Я махнула рукой на ряд развалившихся лачуг, опасно клонившихся к воде на той стороне Горшка.
– Вон там я росла.
На Рука я не смотрела. И от лачуг тоже быстро отвела взгляд. Не собиралась я туда возвращаться.
– Зачем ты мне это показываешь? – помолчав, спросил Рук.
– Не знаю, – качнула я головой.
– Почему ты ушла?
– Ничего не осталось.
– Родители? – спросил Рук.
– Умерли.
– Сочувствую.
– Не стоит. – Поколебавшись, я договорила: – Я их сама убила.
На шестах над лодками раскачивались фонари, так же, как раскачивались весь вечер. Течение тонкими, хваткими пальцами тянуло лодки – как тянуло каждую ночь.

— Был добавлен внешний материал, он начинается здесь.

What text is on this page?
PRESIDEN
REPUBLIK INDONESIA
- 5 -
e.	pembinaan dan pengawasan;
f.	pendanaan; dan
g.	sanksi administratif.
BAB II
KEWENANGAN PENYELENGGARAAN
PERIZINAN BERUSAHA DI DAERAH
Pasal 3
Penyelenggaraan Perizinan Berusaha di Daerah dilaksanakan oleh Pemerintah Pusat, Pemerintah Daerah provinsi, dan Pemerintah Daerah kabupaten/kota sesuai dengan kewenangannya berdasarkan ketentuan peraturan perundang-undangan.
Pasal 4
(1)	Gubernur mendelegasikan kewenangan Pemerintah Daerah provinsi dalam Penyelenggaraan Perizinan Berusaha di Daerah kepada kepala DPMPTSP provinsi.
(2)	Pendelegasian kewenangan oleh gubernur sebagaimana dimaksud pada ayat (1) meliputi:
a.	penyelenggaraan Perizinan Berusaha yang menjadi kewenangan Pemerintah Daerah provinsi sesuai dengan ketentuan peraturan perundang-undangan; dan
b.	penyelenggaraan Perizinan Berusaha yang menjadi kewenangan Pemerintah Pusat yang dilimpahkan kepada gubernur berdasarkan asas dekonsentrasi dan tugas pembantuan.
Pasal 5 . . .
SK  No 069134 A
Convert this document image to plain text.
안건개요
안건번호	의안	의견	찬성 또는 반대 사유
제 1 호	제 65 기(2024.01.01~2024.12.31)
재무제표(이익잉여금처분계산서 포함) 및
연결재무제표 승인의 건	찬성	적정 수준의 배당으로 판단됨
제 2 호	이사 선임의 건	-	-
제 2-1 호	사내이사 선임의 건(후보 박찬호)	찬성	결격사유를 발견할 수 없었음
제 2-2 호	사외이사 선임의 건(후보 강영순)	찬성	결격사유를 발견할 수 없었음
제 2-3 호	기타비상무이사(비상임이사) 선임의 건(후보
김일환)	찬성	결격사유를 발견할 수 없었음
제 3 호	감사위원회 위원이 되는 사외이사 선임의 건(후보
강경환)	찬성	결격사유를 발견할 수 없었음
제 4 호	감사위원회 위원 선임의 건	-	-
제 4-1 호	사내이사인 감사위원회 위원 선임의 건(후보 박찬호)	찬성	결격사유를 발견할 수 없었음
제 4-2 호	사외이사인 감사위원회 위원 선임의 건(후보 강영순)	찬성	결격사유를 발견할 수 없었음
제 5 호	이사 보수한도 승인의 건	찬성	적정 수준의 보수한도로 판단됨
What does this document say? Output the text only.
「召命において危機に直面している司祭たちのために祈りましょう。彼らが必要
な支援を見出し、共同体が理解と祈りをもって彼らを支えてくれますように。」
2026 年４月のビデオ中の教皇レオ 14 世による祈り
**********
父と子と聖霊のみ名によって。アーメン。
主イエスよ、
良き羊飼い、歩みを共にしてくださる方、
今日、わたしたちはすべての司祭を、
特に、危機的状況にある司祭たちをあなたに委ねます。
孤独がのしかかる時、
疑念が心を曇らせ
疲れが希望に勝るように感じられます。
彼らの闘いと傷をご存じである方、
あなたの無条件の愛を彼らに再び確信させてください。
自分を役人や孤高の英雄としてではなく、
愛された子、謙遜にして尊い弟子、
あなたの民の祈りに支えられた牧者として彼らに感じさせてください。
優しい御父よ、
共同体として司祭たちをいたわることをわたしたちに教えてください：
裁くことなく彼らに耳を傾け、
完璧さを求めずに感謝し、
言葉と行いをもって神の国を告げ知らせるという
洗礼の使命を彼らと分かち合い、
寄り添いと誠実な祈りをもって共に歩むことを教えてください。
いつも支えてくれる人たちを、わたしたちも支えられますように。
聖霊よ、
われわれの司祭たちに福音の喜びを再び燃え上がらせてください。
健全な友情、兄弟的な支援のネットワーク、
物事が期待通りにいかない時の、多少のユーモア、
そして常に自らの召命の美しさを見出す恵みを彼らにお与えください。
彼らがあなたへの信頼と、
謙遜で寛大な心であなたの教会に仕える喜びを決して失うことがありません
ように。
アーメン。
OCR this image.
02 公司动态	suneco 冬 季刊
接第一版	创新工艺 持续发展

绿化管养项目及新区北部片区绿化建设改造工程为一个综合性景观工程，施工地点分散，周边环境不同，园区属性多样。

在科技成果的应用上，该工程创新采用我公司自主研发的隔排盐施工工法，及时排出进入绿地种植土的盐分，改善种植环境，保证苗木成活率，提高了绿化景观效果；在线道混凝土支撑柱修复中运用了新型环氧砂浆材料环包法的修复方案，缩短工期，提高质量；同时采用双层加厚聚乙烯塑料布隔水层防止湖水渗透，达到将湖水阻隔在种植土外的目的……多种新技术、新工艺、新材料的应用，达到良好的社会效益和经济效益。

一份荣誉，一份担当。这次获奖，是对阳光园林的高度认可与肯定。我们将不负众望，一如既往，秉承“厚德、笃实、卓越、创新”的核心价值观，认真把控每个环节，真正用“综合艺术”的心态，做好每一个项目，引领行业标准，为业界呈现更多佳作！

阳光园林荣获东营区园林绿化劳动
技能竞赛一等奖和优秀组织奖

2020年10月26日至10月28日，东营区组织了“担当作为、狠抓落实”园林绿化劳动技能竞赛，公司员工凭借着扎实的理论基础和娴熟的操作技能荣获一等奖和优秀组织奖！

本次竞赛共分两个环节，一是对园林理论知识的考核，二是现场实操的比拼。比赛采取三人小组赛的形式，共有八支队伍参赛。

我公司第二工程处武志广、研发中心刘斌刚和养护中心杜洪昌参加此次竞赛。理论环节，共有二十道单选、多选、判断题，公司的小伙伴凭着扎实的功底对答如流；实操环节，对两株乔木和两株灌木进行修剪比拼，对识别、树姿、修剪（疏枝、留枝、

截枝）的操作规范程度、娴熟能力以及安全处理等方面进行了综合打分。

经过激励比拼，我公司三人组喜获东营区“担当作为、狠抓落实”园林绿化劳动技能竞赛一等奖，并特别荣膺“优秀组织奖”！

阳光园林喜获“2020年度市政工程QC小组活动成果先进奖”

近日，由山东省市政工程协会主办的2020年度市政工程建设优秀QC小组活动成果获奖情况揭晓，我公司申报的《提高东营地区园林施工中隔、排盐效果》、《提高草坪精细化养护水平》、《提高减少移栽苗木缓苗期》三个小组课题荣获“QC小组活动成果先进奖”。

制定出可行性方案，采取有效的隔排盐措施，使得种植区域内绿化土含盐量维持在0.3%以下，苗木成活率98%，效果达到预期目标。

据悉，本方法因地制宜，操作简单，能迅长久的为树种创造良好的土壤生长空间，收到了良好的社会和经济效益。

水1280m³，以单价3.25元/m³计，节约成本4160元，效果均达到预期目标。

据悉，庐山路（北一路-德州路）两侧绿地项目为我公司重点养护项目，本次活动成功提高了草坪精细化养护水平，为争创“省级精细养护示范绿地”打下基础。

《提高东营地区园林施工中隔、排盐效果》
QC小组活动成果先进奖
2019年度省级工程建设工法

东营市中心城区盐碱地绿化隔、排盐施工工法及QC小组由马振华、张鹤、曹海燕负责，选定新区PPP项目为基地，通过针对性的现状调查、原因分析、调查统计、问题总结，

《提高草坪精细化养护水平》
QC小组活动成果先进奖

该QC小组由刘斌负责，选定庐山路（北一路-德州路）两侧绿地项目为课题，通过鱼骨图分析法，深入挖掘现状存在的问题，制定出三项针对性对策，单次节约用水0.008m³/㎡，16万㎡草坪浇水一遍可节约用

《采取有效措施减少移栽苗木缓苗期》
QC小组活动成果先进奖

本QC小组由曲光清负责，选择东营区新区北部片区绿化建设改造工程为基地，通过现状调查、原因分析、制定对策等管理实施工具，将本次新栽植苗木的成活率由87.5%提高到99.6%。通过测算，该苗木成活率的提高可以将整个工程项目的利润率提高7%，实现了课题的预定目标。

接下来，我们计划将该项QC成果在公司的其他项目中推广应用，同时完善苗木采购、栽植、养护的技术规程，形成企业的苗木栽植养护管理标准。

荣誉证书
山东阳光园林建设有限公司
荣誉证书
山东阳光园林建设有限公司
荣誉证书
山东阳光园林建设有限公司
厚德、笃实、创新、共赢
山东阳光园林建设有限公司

Бывает, скажешь что-нибудь и ждешь, что мир перевернется. А мир не меняется, и тогда не знаешь, что делать дальше. Рук молчал, и я очертя голову кинулась в свою историю, и она сомкнулась надо мной, как река, – теплая, гостеприимная, тухлая.
– Мой отец пришел в город с севера, из Ниша – мне достались от него светлая кожа и глаза. Приехал он богатым купцом. Познакомился с моей матерью, женился, у них родился ребенок и умер. Я не знаю, как звали брата. Имени никогда не произносили. Отец винил себя, винил мать, винил весь мир. Начал пить квей. К моему рождению он все пропил. И дом на западном конце тоже. Я другого дома, кроме как здесь, не знала. Он возвращался домой к ночи, колотил меня, если я ему попадалась. И мать бил. Но нож оставлял для себя. Разбив мне губу до крови или поставив синяк под глазом, уходил на причал и резал себя ножом, снова и снова. Я так и не поняла, казнил он себя за то, что нас обижал, или что не уберег моего брата, или что погубил свою жизнь. Может быть, за все разом.
Я замолчала, вглядываясь через заводь в душный, тесный дом из прошлого. И чуть не ударила Рука, когда он опустил ладонь мне на плечо. Я снова стала ребенком: бесприютным, запуганным, отчаявшимся.